DataTables.jl
DataTables.jl copied to clipboard
Overwrites DataFrames describe function
I have a lot of situations where I need both DataFrames and DataTables loaded at the same time, e.g. I start out with:
using DataFrames, DataTables
Right now I always get a warning that DataTables overwrites describe from DataFrames, which is not ideal.
I guess the solution for this is to move the function definition in some common base package, and then both DataFrames and DataTables will add a method? Would that be AbstractTables? If so, could we maybe start with a really bare bones AbstractTables now, that only holds that one definition, and then later more stuff can be added?
Ideally describe would be removed from one or both packages, as it's more of a statistical function than a tabular data function. Maybe that could live in StatsModels at some point?
It's from StatsBase, right? https://github.com/JuliaData/DataTables.jl/blob/20c71d6d40b3b238e902189b8262ba2b2e679b31/src/abstractdatatable/abstractdatatable.jl#L373
Yes, but unless we want a dependency on AbstractTables in StatsBase (which I don't think we should do), we'd still have to define the generic describe method on tables elsewhere. That's why I suggested StatsModels.
I'm confused: why does using DataFrames and DataTables result in one's describe overwriting the other if they're both extending the method from StatsBase?

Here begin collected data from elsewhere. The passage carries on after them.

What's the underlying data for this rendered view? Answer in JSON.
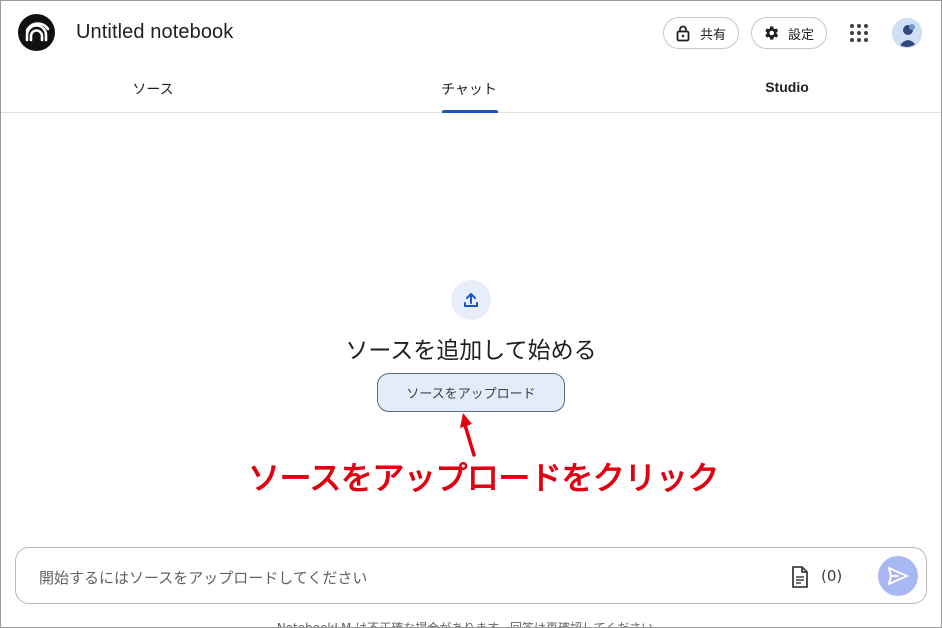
{
  "header": {
    "title": "Untitled notebook",
    "share_label": "共有",
    "settings_label": "設定"
  },
  "tabs": [
    {
      "label": "ソース"
    },
    {
      "label": "チャット"
    },
    {
      "label": "Studio"
    }
  ],
  "empty_state": {
    "heading": "ソースを追加して始める",
    "upload_label": "ソースをアップロード"
  },
  "annotation": {
    "text": "ソースをアップロードをクリック",
    "color": "#e00012"
  },
  "composer": {
    "placeholder": "開始するにはソースをアップロードしてください",
    "source_count": "(0)"
  },
  "footer": {
    "disclaimer": "NotebookLM は不正確な場合があります。回答は再確認してください。"
  },
  "colors": {
    "accent": "#1a56c4",
    "upload_button_bg": "#e3ecfb",
    "send_button_bg": "#a9b8f2"
  },
  "icons": [
    "notebooklm-logo-icon",
    "lock-icon",
    "gear-icon",
    "apps-grid-icon",
    "avatar",
    "upload-icon",
    "document-icon",
    "send-icon"
  ]
}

Ohhhhhhhhhhhhhhhhhhhhhhhh heh, DataFrames and DataTables both @reexport StatsBase. I bet that's it.
Both have this:
StatsBase.describe(nv::AbstractArray) = describe(STDOUT, nv)
That is the first of three overwriting messages I'm getting.
And then there is:
function StatsBase.describe{T<:Number}(io, dv::AbstractArray{T})
function StatsBase.describe{T}(io, dv::AbstractArray{T})
in both. I guess those three methods should just move to StatsBase, right?
Assuming they don't contain code specific to Nullables and/or NA, yes, those methods should live in StatsBase. Good catch!
Well, they actually contain code that is Nullable and DataArray specific :) So I guess they really should dispatch on fewer types?
Maybe replace those abstract array methods with an non-exported method for single columns?
I think StatsBase.describe(nv::AbstractArray) = describe(STDOUT, nv) should just move to StatsBase as is.
A version of function StatsBase.describe{T<:Number}(io, nv::AbstractArray{T}) that doesn't handle missing values should also move to StatsBase. In DataTables there should be function StatsBase.describe{T<:Number}(io, nv::NullableArray{T}), and in DataFrames function StatsBase.describe{T<:Number}(io, nv::DataArray{T}).
For function StatsBase.describe{T}(io, nv::AbstractArray{T}) similar story.